副センター長の藤岡秀英教授が学長定例記者会見においてよいとこ健診について発表しました

 副センター長の藤岡秀英教授が2021年7月21日に行われた学長定例記者会見において本センターの研究プロジェクトである「『夢前花街道事業』と『加点式健診事業(よいとこ健診)』の連携による地域活性化実践研究」について発表しました。

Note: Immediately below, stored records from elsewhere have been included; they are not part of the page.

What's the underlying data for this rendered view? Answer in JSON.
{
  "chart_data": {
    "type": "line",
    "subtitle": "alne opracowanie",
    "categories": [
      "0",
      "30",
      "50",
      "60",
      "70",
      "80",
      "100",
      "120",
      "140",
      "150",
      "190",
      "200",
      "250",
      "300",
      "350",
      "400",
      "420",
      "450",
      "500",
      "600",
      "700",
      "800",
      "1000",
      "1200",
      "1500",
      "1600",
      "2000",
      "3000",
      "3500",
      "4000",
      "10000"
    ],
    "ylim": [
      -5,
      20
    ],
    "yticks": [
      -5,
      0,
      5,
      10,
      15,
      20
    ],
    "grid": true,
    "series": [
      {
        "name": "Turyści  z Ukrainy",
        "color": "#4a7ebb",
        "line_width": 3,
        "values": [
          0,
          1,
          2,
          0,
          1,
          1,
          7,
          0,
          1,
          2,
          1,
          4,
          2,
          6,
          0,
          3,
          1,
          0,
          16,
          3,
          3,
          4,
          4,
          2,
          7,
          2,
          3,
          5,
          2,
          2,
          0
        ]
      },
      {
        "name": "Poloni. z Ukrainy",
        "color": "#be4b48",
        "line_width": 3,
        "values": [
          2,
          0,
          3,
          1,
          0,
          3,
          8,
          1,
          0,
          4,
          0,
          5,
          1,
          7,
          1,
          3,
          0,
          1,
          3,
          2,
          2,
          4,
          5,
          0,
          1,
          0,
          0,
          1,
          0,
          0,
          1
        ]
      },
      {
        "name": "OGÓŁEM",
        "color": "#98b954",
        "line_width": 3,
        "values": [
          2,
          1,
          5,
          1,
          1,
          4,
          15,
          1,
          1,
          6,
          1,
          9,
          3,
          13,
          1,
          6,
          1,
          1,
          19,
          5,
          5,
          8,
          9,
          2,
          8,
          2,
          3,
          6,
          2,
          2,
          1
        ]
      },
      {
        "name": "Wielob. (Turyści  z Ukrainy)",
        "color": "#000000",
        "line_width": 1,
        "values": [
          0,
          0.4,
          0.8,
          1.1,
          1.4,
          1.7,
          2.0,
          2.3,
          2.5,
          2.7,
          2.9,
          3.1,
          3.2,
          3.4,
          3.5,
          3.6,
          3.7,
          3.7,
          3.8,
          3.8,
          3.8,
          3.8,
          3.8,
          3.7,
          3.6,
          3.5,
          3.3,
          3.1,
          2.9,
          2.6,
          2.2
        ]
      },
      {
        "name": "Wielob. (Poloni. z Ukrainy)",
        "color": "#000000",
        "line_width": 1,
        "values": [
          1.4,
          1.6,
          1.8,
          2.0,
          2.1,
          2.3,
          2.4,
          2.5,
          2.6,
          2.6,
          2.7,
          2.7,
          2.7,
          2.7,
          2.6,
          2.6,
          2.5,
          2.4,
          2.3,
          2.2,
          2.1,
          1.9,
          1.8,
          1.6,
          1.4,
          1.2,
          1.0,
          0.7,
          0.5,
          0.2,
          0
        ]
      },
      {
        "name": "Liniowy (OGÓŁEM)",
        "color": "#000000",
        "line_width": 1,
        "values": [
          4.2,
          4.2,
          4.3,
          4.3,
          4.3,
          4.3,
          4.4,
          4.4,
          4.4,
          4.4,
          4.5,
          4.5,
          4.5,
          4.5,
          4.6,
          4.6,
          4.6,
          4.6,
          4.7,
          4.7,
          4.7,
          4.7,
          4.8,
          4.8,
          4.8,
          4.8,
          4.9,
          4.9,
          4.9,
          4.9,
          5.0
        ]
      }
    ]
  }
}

 学長定例記者会見リンク:https://www.kobe-u.ac.jp/info/usr/press/press_20210721.html

<概要>
 本研究事業は、社会システムイノベーションセンターのプロジェクトとして、医学研究科・地域医療教育学部門の岡山雅信教授とともに2018年から取り組んでおり、日本生命財団と科研費基盤研究(B)による助成を得ています。
 まず、「加点式健康診断(よいとこ健診)」は、岡山雅信教授、八幡晋輔助教によって考案された新しい「ほめる」健康診断です。この健診では様々な健診票を参考にした問診票で、家族、職業、運動量、人付き合いなどから健康や活動、心の状態を尋ね、良い部分を見つけ出します。その結果をもとに、健康にプラスの効果をもたらす部分をほめます。ほめられることにより受診者の健康づくりへの意欲を引き上げ、「地域のイベントに参加しよう、運動しよう」と思うようになります。つまり、健康づくりへのモチベーションアップがねらいです。なお、この「よいとこ面談」は研修を受けた学生が担います
 藤岡秀英副センター長は「経済社会政策」を研究テーマとして、医療保険と介護保険の研究を土台に「地域創生政策」の理論化と実践に取り組んでいます。この「よいとこ健診」も、姫路市夢前町山之内地区の「夢前花街道事業」という地域創生事業の一環として進められています。「夢前花街道事業」は、地域住民と大学生がさまざまな舞台で交流を深める取り組みです。例えば「盆踊り再開事業」「カモミール収穫ボランティア」等があり、それら事業を通じた、大学関係者と地域住民との交流が「よいとこ健診」の実施につながっています。

<主な取組>
 一般的な健診は、健康上の問題点を発見するものですが、「よいとこ健診」は、まったく逆に「良いところをほめる」ことで、フレイル予防、健康づくりのモチベーションアップにつながる「行動変容」をうながすところに新規性があります。「コミュニティ活動」への積極的な参加と地域活性化に結びつけることが目的です。これら一連の取り組みを通じて、健康診断の受診率と高め、フレイル予防の向上を目指しています。中長期的には、夢前町での一人当たり医療費・介護費の抑制につながるなど、社会的課題解決への貢献が期待されます。
 特徴として異分野研究者・地域・産官学の協働があげられます。本事業は社会システムイノベーションセンター、経済学研究科、医学研究科、甲南女子大学、兵庫教育大学、立命館大学から研究者11名と院生、学部生が多数参加しています。現在、岡山大学医学部、鳥取大学医学部からも参加者が加わっています。そして、「(株)香寺ハーブガーデン」をはじめとする地域の民間企業や、夢前包括支援センター、姫路市中央保健センター、連合自治会、長寿会(老人会)の地域組織も参画しています。産官学・地域社会と共創した実践的研究・教育です。
 また、2020年度には、コロナ禍のなかでも、ITを活用した「オンライン健診」を開発し、9月と3月に夢前町前之庄公民館にて、Zoomを使った「よいとこ健診面談」を2回実施しました。これにより全国のどこでも「よいとこ健診(加点式健診)」が可能であることが実証されています。